Que ideia extraordinariamente maquiavélica essa de aguardar pelo momento em que nos entregamos languidamente aos momentos dos filhos, em vez dos nossos. Caídos de cabeça aberta, naquele fosso inocente de sonhos tão vivos, como se deliberadamente no deixássemos cair numa emboscada de onde saímos felizes,  mas vazios de tudo o que era intimamente nosso. Seria certamente o último e derradeiro instinto altruísta? Talvez. Eu limito-me a chamar-lhe de amor incondicional. - Que coisa tão bela, e tão rara ao mesmo tempo. - E o mais sinistro é que fechamos a própria alma, onde nos lemos sozinhos diariamente, e avançamos somente, glorificando estes pequenos ladrões, pela sua magnífica capacidade de saberem, sem grandes esforços, o que realmente nos alvoroça cá dentro. 
Não me parece nada justo numa primeira instância, todavia, em determinada altura deixo de pensar com a razão que normalmente me assiste, - se razão existe em tudo o que me compõe - e cedo, melhor, sucumbo sem atilhos ou arrufos aquele deslumbre arrebatador de olhos brilhantes e sorrisos incorruptos pela desdita deste maldito presente.
Não sei, de algum modo pensei em tudo isto no dia de hoje, neste dia de novas aberturas para eles. Novos amigos e novas perspectivas. Em boa verdade, o primeiro dia de escola do novo ano.
Foi uma espécie de epifania, confesso, estranha sobremaneira, porque prometi solenemente não falar de mim no presente, não dizer que hoje, porque é hoje, não sou ninguém que aqui esteja. Porque prometi dizer-me apenas de um passado onde estive, cheio de casos e de perguntas e de aventuras também. E de amigos, de amigos sobretudo. Sim, tudo isto a mim mesmo prometi, até encontrar-me com os sonhos dos meus filhos e apagar-me completamente numa delícia etérea que me perfez em alguém melhor do que sou realmente.
Bolas, afinal de contas, quantos momentos deste malfadado presente ainda são nossos inteiramente? E quantos rostos anónimos terão de se sacrificar à caminhada inglória, para que o futuro dos meus filhos se cumpra? - Melhor nem pensar nisto também.

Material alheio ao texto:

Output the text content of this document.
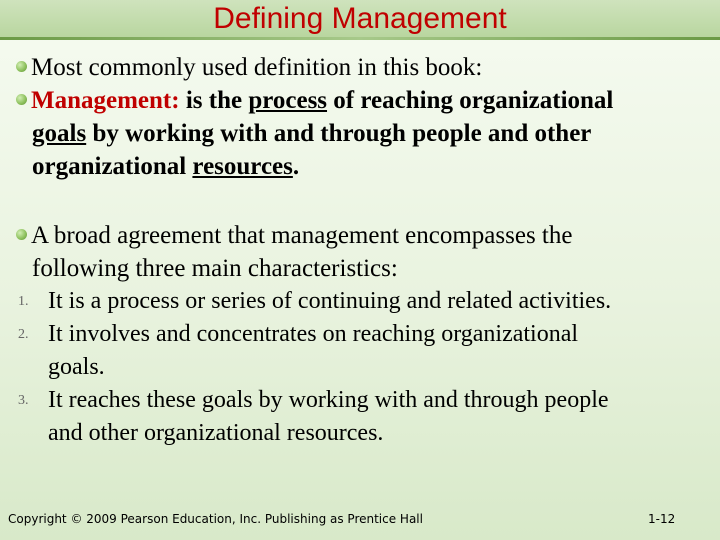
Defining Management
Most commonly used definition in this book:
Management: is the process of reaching organizational
goals by working with and through people and other
organizational resources.
A broad agreement that management encompasses the
following three main characteristics:
1. It is a process or series of continuing and related activities.
2. It involves and concentrates on reaching organizational
goals.
3. It reaches these goals by working with and through people
and other organizational resources.
Copyright © 2009 Pearson Education, Inc. Publishing as Prentice Hall	1-12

Diz-me amanhã o que queres e eu até esqueço o meu futuro num ápice. Reconhecendo os teus desejos indómitos no regresso a casa, vejo-me incapaz de deitar a vontade ao vento duro deste presente. Quero assegurar-lhes os desígnios como se se tratasse da minha própria vida. E trata-se. Eles são o dia que venha quando vier, que acorde quando acordar. Eles são um eu melhor.
Recomponho-me aqui, penso um pouco e pergunto mudo àqueles rostos que cruzam o meu par de olhos, se já são felizes em parte, ou se é preciso mais?
Nem me respondem, porque nem sabem que os sorrisos mais fortes embaraçam todas as fraquezas dos que lhes perguntam, porque nem sabem sequer o intuito concreto da pergunta em si. E é melhor que assim seja. É esse o meu trabalho, conseguir-lhes um futuro que não seja desencontrado do meu passado, melhor simplificar, construir-lhes um futuro apenas. Assim é que é.
Neste primeiro dia de aulas, os meus filhos voltaram ansiosos para casa. É tudo quanto me interessa. O resto é silêncio e sonho, descobertas de vidas precoces que anseiam, Meu Deus eles ainda anseiam, e que pai seria eu se não me privasse de todos os tempos que me formam para que o tempo deles mereça a razão daqueles sorrisos? Que pai seria eu?